What if Sky didn’t turn up? It’d occurred to him as soon as he awoke that morning. She probably offered to swap out of mischief, but maybe she’d suss out his bag was worth more than hers and decided not to turn up. He didn’t have any contact numbers. Outside of using Facebook, or getting in touch with mutual friends in Cadogan, which he didn’t want to do, he was reliant on her fulfilling the deal.
Weirdly, the prospect of not seeing her again irritated him as much as the thought of losing his bag of tricks. He pushed through the crowds at the top of the escalators and walked through the vast station foyer, scanning the area for coffee kiosks.
Then he saw it, the Coffee Hut, all decked out in shades of gold and brown. Evidently it was popular. The line of people waiting was at least a dozen strong. Presumably she picked up a coffee here at eight thirty on her way to...where? He frowned when he realized he didn’t even know what Sky was doing in London.

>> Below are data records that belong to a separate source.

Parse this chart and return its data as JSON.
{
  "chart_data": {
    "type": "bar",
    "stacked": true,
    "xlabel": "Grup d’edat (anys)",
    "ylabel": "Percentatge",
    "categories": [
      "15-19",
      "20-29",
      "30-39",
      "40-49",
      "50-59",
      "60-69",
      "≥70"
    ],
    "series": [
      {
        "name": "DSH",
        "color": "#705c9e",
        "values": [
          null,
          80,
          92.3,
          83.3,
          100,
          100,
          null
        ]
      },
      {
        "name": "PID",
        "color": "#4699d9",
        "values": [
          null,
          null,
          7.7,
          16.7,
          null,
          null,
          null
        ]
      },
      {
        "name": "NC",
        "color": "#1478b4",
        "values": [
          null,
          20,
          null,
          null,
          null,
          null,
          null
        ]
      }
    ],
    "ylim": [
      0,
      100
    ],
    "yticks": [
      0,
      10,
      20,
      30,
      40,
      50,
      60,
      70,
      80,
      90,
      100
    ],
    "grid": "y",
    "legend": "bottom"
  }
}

Rory stationed himself close to the coffee kiosk and looked across the approaching crowds for the face he wanted to see. Sky wasn’t tall. It was
going to be tough to pick her out of the crowd during rush hour. After a few moments he grew impatient and walked out in front of the coffee kiosk, standing off to one side to avoid being mistaken for one of the desperate caffeine addicts waiting in line. Half of them were hunched over and looked as if they’d been out on the lash the night before and needed a hit to get them to their desks. Not bad for a Thursday morning.
“Hey.” His attention was drawn to the voice behind him. “What can I get you?”
Rory turned to decline service, and did a double take. It was Sky. The rendezvous was here because she was working behind the counter.
She leaned toward him and winked. “It’ll be on the house.”
“In that case, yes.”
She assessed him. “Are you still an espresso man?”
Nowadays Rory’s morning beverage was a spoonful of whatever gravel was in the cupboard at the motorcycle repair shop where he worked. If he was lucky, George, the owner of the workshop, had restocked. More often than not he went without until the local greasy spoon cafe opened up and then it was hot, sweet teas all round.
The guy at the head of the coffee queue eyeballed him accusingly, like he’d jumped queue.
Rory eyeballed him back. “Sure, espresso man, that’s me.”
Sky smiled. “I’ll be on my break in five minutes.”
Of course he wanted to wait for her, but he had his priorities. “You’ve got my gear?”
She reached under the counter and lifted his bag, showing it to him.
He nodded, satisfied.
She tucked it away again and then went to the fancy coffee machine, working fast, rapidly producing an espresso.
Two other baristas dealt with the ongoing queue and one of them looked at him suspiciously. Rory didn’t want her to get in trouble, so he accepted the tiny cardboard cup from her hand and stepped away, stationing himself at a nearby information screen where he could keep an eye on events at the kiosk.